Announcement

Collapse
No announcement yet.
X
  • Filter
  • Time
  • Show
Clear All
new posts

  • Date Variable - Change Hours, minutes and seconds

    Hello,
    I have a time variable with this format : DD/MM/YYY hh:mm:ss ; only all observations of the variable have 00:00:00
    I would like to know if there's a way to change the hh:mm:ss for each date.

    How can I transform Old_Date into New_Date ?

    Old_Date New_Date
    01/01/2010 00:00:00 01/01/2010 00:00:00
    01/01/2010 00:00:00 01/01/2010 00:00:30
    01/01/2010 00:00:00 01/01/2010 00:01:00
    01/01/2010 00:00:00 01/01/2010 00:01:30
    01/01/2010 00:00:00 01/01/2010 00:02:00

  • #2
    Code:
    * Example generated by -dataex-. To install: ssc install dataex
    clear
    input double(old_date new_date)
    1.5779232e+12 1.5779232e+12
    1.5779232e+12 1577923230000
    1.5779232e+12 1577923260000
    1.5779232e+12 1577923290000
    1.5779232e+12 1577923320000
    end
    format %tc old_date
    format %tc new_date
    
    
    by old_date, sort: gen double wanted = old_date + (_n-1) * 30 * 1000
    format wanted %tc
    In the future, when showing data examples, please use the -dataex- command to do so. If you are running version 16 or a fully updated version 15.1 or 14.2, -dataex- is already part of your official Stata installation. If not, run -ssc install dataex- to get it. Either way, run -help dataex- to read the simple instructions for using it. -dataex- will save you time; it is easier and quicker than typing out tables. It includes complete information about aspects of the data that are often critical to answering your question but cannot be seen from tabular displays or screenshots. It also makes it possible for those who want to help you to create a faithful representation of your example to try out their code, which in turn makes it more likely that their answer will actually work in your data.


    Comment


    • #3
      I apologize for not using datex, I will start doing so in my future posts.

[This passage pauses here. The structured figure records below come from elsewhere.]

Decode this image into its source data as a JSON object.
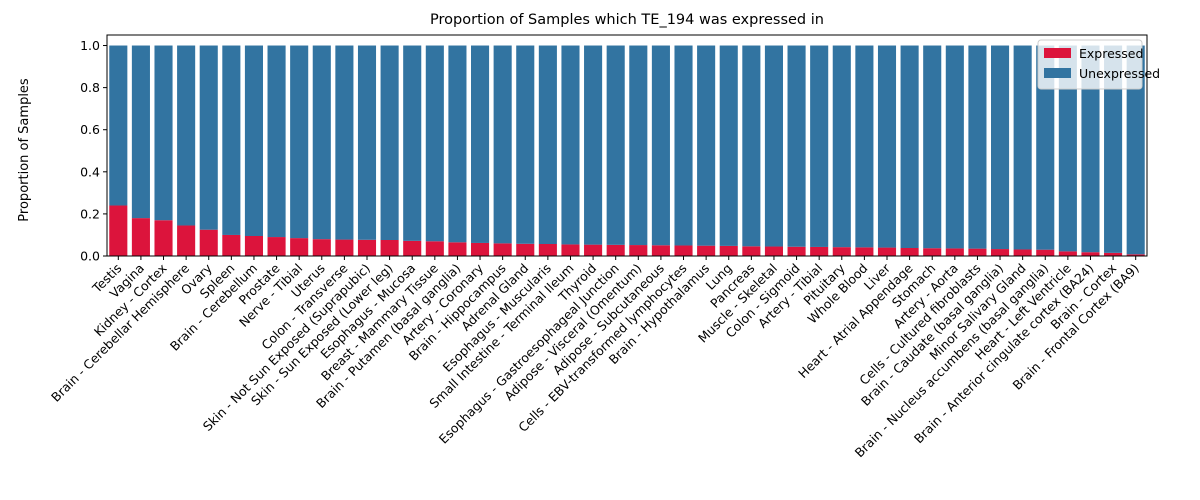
{
  "chart_data": {
    "type": "bar",
    "stacked": true,
    "title": "Proportion of Samples which TE_194 was expressed in",
    "xlabel": "",
    "ylabel": "Proportion of Samples",
    "ylim": [
      0,
      1.05
    ],
    "yticks": [
      "0.0",
      "0.2",
      "0.4",
      "0.6",
      "0.8",
      "1.0"
    ],
    "grid": false,
    "legend_position": "top-right",
    "categories": [
      "Testis",
      "Vagina",
      "Kidney - Cortex",
      "Brain - Cerebellar Hemisphere",
      "Ovary",
      "Spleen",
      "Brain - Cerebellum",
      "Prostate",
      "Nerve - Tibial",
      "Uterus",
      "Colon - Transverse",
      "Skin - Not Sun Exposed (Suprapubic)",
      "Skin - Sun Exposed (Lower leg)",
      "Esophagus - Mucosa",
      "Breast - Mammary Tissue",
      "Brain - Putamen (basal ganglia)",
      "Artery - Coronary",
      "Brain - Hippocampus",
      "Adrenal Gland",
      "Esophagus - Muscularis",
      "Small Intestine - Terminal Ileum",
      "Thyroid",
      "Esophagus - Gastroesophageal Junction",
      "Adipose - Visceral (Omentum)",
      "Adipose - Subcutaneous",
      "Cells - EBV-transformed lymphocytes",
      "Brain - Hypothalamus",
      "Lung",
      "Pancreas",
      "Muscle - Skeletal",
      "Colon - Sigmoid",
      "Artery - Tibial",
      "Pituitary",
      "Whole Blood",
      "Liver",
      "Heart - Atrial Appendage",
      "Stomach",
      "Artery - Aorta",
      "Cells - Cultured fibroblasts",
      "Brain - Caudate (basal ganglia)",
      "Minor Salivary Gland",
      "Brain - Nucleus accumbens (basal ganglia)",
      "Heart - Left Ventricle",
      "Brain - Anterior cingulate cortex (BA24)",
      "Brain - Cortex",
      "Brain - Frontal Cortex (BA9)"
    ],
    "series": [
      {
        "name": "Expressed",
        "color": "#dc143c",
        "values": [
          0.24,
          0.18,
          0.17,
          0.145,
          0.125,
          0.1,
          0.095,
          0.09,
          0.085,
          0.08,
          0.078,
          0.077,
          0.076,
          0.072,
          0.07,
          0.065,
          0.062,
          0.06,
          0.058,
          0.057,
          0.055,
          0.054,
          0.053,
          0.052,
          0.051,
          0.05,
          0.049,
          0.048,
          0.046,
          0.045,
          0.044,
          0.043,
          0.042,
          0.041,
          0.04,
          0.038,
          0.037,
          0.036,
          0.035,
          0.033,
          0.031,
          0.03,
          0.022,
          0.018,
          0.015,
          0.008
        ]
      },
      {
        "name": "Unexpressed",
        "color": "#3274a1",
        "values": [
          0.76,
          0.82,
          0.83,
          0.855,
          0.875,
          0.9,
          0.905,
          0.91,
          0.915,
          0.92,
          0.922,
          0.923,
          0.924,
          0.928,
          0.93,
          0.935,
          0.938,
          0.94,
          0.942,
          0.943,
          0.945,
          0.946,
          0.947,
          0.948,
          0.949,
          0.95,
          0.951,
          0.952,
          0.954,
          0.955,
          0.956,
          0.957,
          0.958,
          0.959,
          0.96,
          0.962,
          0.963,
          0.964,
          0.965,
          0.967,
          0.969,
          0.97,
          0.978,
          0.982,
          0.985,
          0.992
        ]
      }
    ]
  }
}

      I want to thank you greatly, it worked perfectly. I now have been able to declare my dataset as a panel.

      Best Regards

      Comment


      • #4
        My panel is composed of daily data with multiple observations in each day. I was wondering if setting the panel with a delta = .001 seconds and not delta = 1 day will bias the results.
        Is it okay to change the structure of delta ?

        Comment


        • #5
          Well, this seems like a very odd question. Based on what you asked for in #1, delta is 30 seconds. If you try to set delta = 0.001 seconds instead, -xtset- will think you have gaps of 29,999 missing observations between each pair of observations. If you set delta = 1 day, I don't know what -xtset- will do, but I'm sure it won't be anything good.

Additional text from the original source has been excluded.